As for what we’re doing, we’re going to focus more on confidentiality since some parts of our infrastructure need to be accessible from the public Internet and the confidentiality of the data stored and communicated by the systems is the basic requirement we have when configuring them. Integrity is normally built into the synchronization procedure, while availability is usually covered when we plan for the system capacity and reliability.
To ensure the security of our infrastructure access, we can set up security access rules on our cloud infrastructure providers for each of our hosts. AWS and Alibaba Cloud have security groups — virtual firewall rules configurable for each host.
As our system consists of smaller systems distributed across multiple locations and third-party services such as SMS gateway services and partner APIs, we need to think about how the systems can communicate with each other securely.
One method is setting up VPN gateways to allow hosts from other locations access the target network’s machines without exposing it to the public Internet. But setting up VPN gateways on every part of the system would be costly since we also need to maintain them.
Another method is using firewalls on network perimeters and authentication methods to allow external access only to authenticated requests from whitelisted source IP addresses. Of course it only works for systems with static public IP address, otherwise we’ll need to update the whitelist every time the ISP issues a new public IP address for one of our separated systems.
A huge part of maintaining the system security is designing proper authorization — regulating who is accessing whom, on which the time is spent mostly for determining how the access is performed and deciding whether the access should be granted or not.
We haven’t dived too much into the user account management aside from managing IAM (for AWS), RAM (for Alibaba Cloud), VPN, and SSH accounts. This method still works fine at our current scale, but we’ll need a way to manage much more accounts in order to scale better as our team grows.
Security is an important thing to consider when building our infrastructure since having access to the system allows any user to parts of our production system. The impact of insecure infrastructure can range from our system behaving strangely once in a while to a massive information leakage and data theft. Keeping our attack surface small while effectively governing our infrastructure and workflow is a challenge on its own.

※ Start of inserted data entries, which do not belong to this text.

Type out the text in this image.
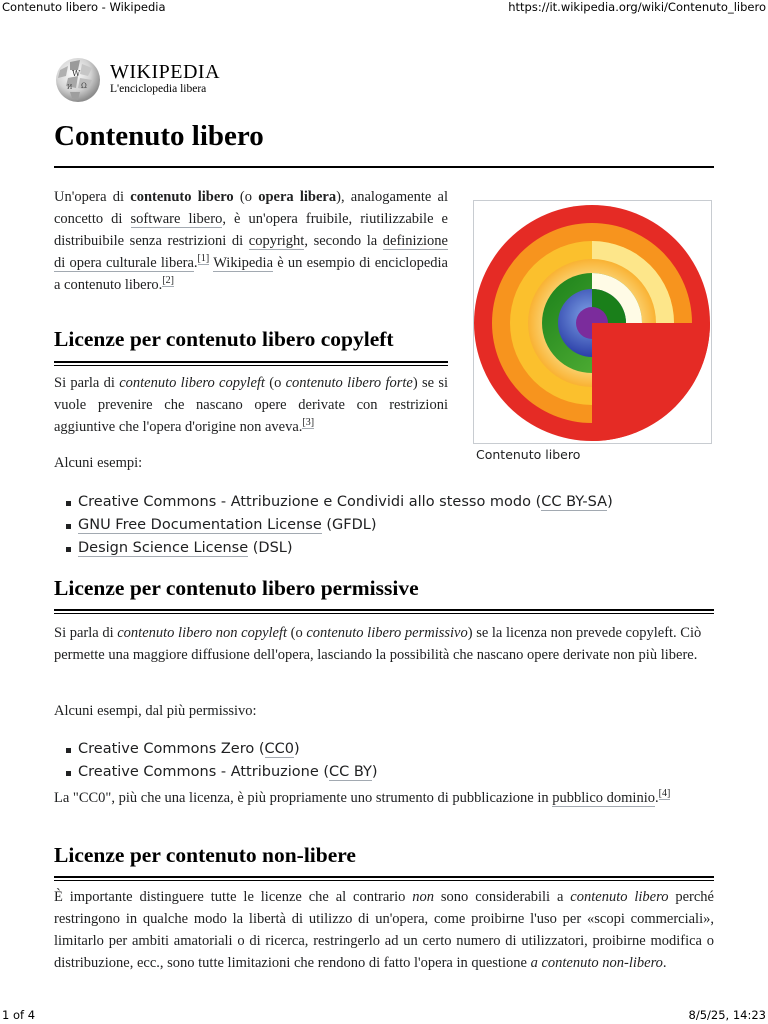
Contenuto libero - Wikipedia	https://it.wikipedia.org/wiki/Contenuto_libero
W
Ω
И
WIKIPEDIA
L'enciclopedia libera
Contenuto libero

Un'opera di contenuto libero (o opera libera), analogamente al concetto di software libero, è un'opera fruibile, riutilizzabile e distribuibile senza restrizioni di copyright, secondo la definizione di opera culturale libera.[1] Wikipedia è un esempio di enciclopedia a contenuto libero.[2]

Contenuto libero
Licenze per contenuto libero copyleft

Si parla di contenuto libero copyleft (o contenuto libero forte) se si vuole prevenire che nascano opere derivate con restrizioni aggiuntive che l'opera d'origine non aveva.[3]

Alcuni esempi:

Creative Commons - Attribuzione e Condividi allo stesso modo (CC BY-SA)
GNU Free Documentation License (GFDL)
Design Science License (DSL)
Licenze per contenuto libero permissive

Si parla di contenuto libero non copyleft (o contenuto libero permissivo) se la licenza non prevede copyleft. Ciò permette una maggiore diffusione dell'opera, lasciando la possibilità che nascano opere derivate non più libere.

Alcuni esempi, dal più permissivo:

Creative Commons Zero (CC0)
Creative Commons - Attribuzione (CC BY)

La "CC0", più che una licenza, è più propriamente uno strumento di pubblicazione in pubblico dominio.[4]

Licenze per contenuto non-libere

È importante distinguere tutte le licenze che al contrario non sono considerabili a contenuto libero perché restringono in qualche modo la libertà di utilizzo di un'opera, come proibirne l'uso per «scopi commerciali», limitarlo per ambiti amatoriali o di ricerca, restringerlo ad un certo numero di utilizzatori, proibirne modifica o distribuzione, ecc., sono tutte limitazioni che rendono di fatto l'opera in questione a contenuto non-libero.

1 of 4	8/5/25, 14:23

Infrastructure system management and planning is an important part of Cermati’s engineering dating back to our early days, due to our needs to run our own physical call center infrastructure and the nature of our business that requires us to comply with government regulations. These needs push us to go for a mix of cloud and physical infrastructure systems, with our infrastructures hosted on different data centers and cloud system providers.
There are a lot of things to consider when building and managing IT infrastructure, and we’ve covered some of the basic things we need to consider when setting up and managing machines and computer networks. Yet, they’re all only a quick introduction to some of the basics and with some examples as we encounter on our infrastructure.
In practice, we use a lot of pre-made components and tools. Using readily-available tools can significantly speed up our process, but performing some research to see how they’re going to fit into the big picture of our systems architecture — which requires a good understanding on how IT infrastructure works — is an important part of the job.